Je considère qu'un moteur à essence est désormais dépassé. La consommation dépassait largement les 12 l aux 100 km et les frais d'entretien étaient énormes. Ce n'était pas possible ? Une idée a mûri en moi : "Reduce to the max" - mais avec une technique moderne, s'il vous plaît. Que faut-il pour cela ? Je me suis souvenu de ma trottinette et j'ai commencé à laisser tomber tout ce qui n'était pas nécessaire. Que restait-il ? Un cadre tubulaire comme élément central. Une suspension, des freins, un moteur moderne, un chargeur et de bons sièges. C'est tout ce dont on a besoin. C'était exactement le cahier des charges que j'avais rédigé. eRod était le nom du nouveau projet. Une combinaison de "électrique" et de "HotRod", en référence aux voitures des années 30 que l'on construisait soi-même.
J'ai fait part de mon idée à un collaborateur qui s'est montré enthousiaste et a immédiatement commencé à travailler sur le véhicule pendant son temps libre. Tout d'abord, nous avions besoin d'un plan de construction sommaire, puis d'une "caisse sur roues". La caisse sur roues sert à estimer les dimensions, à vérifier l'ergonomie et le montage de tous les composants. Le cadre a été réalisé les week-ends suivants. Je voulais que la caisse sur roues soit tout de suite roulante, nous avons donc doté le châssis d'une direction provenant de notre PLUS et de l'entraînement du DXP, que nous avons réglé sur la puissance maximale possible. Des freins ont également été installés, mais uniquement sur l'essieu avant. Oui, cela devait suffire.
Nous avons roulé avec cette ‘’caisse sur roues’’

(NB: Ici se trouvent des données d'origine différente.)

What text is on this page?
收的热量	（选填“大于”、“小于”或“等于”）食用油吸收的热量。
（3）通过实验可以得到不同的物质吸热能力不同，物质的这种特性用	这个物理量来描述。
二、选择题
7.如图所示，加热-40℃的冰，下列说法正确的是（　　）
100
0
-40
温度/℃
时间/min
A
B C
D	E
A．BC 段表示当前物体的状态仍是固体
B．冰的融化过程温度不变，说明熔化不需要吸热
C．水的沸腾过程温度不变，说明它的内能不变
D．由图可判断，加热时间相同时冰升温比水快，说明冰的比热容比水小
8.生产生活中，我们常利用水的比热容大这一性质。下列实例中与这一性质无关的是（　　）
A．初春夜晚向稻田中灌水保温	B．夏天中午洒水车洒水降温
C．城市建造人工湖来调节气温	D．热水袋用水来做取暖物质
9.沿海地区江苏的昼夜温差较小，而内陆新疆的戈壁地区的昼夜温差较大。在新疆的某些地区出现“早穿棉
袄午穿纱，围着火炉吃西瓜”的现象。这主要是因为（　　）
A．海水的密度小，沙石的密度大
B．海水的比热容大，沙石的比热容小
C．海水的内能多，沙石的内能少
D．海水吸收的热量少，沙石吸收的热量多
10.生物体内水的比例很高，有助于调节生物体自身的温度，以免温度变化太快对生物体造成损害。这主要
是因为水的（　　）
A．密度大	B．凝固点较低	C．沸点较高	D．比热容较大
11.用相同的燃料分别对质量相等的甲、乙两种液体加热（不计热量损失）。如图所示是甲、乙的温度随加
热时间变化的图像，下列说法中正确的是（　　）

Ensuite, le collaborateur s'est désintéressé du projet. Il est resté dans l'entrepôt et a bloqué notre précieux espace. C'est alors que j'ai fait la connaissance d'un jeune enseignant de la Haute école spécialisée bernoise. Jeune, sauvage, pragmatique, polarisant, provocant - nous nous sommes tout de suite parfaitement entendus. Il y avait des étudiants qui l'appréciaient beaucoup, lui et son attitude provocante. Mais il y en avait aussi d'autres qui aimaient un peu moins assister à ses cours de construction, et il y avait une raison à cela : lorsqu'un étudiant avait trouvé une solution pour résoudre un problème, il demandait une deuxième solution. Si l'étudiant avait réussi à élaborer une 2ème solution, il en demandait 6 autres (!) et une comparaison entre celles-ci. Ce professeur, Sebastian Tobler, m'a rendu visite et m'a parlé du passé glorieux de la Haute école spécialisée bernoise. Il y avait eu des véhicules pour des essais de pneus, des projets innovants en matière de sécurité active et passive, le "Spirit of Bienne", avec lequel une équipe avait fait la course à travers l'Australie et gagné, et maintenant en tant que jeune enseignant et voulait faire bouger les choses. Malheureusement, il n'avait pas de budget pour cela... Je l'ai conduit jusqu'à la caisse sur roues de l'eRod, et je lui ai demandé s’il voulait se charger de ce projet. Je lui donnerais tous les dessins existants, la caisse sur roues et je lui fournirais le matériel nécessaire à la construction d'un prototype. Il pourrait en faire un "projet de la Haute école spécialisée bernoise" avec ses étudiants. Mais j’attendais en retour véhicule homologué pour aller chercher ses clients à la gare de Bienne, par tous les temps. Sebastian rayonnait ! C'était exactement un projet à son goût.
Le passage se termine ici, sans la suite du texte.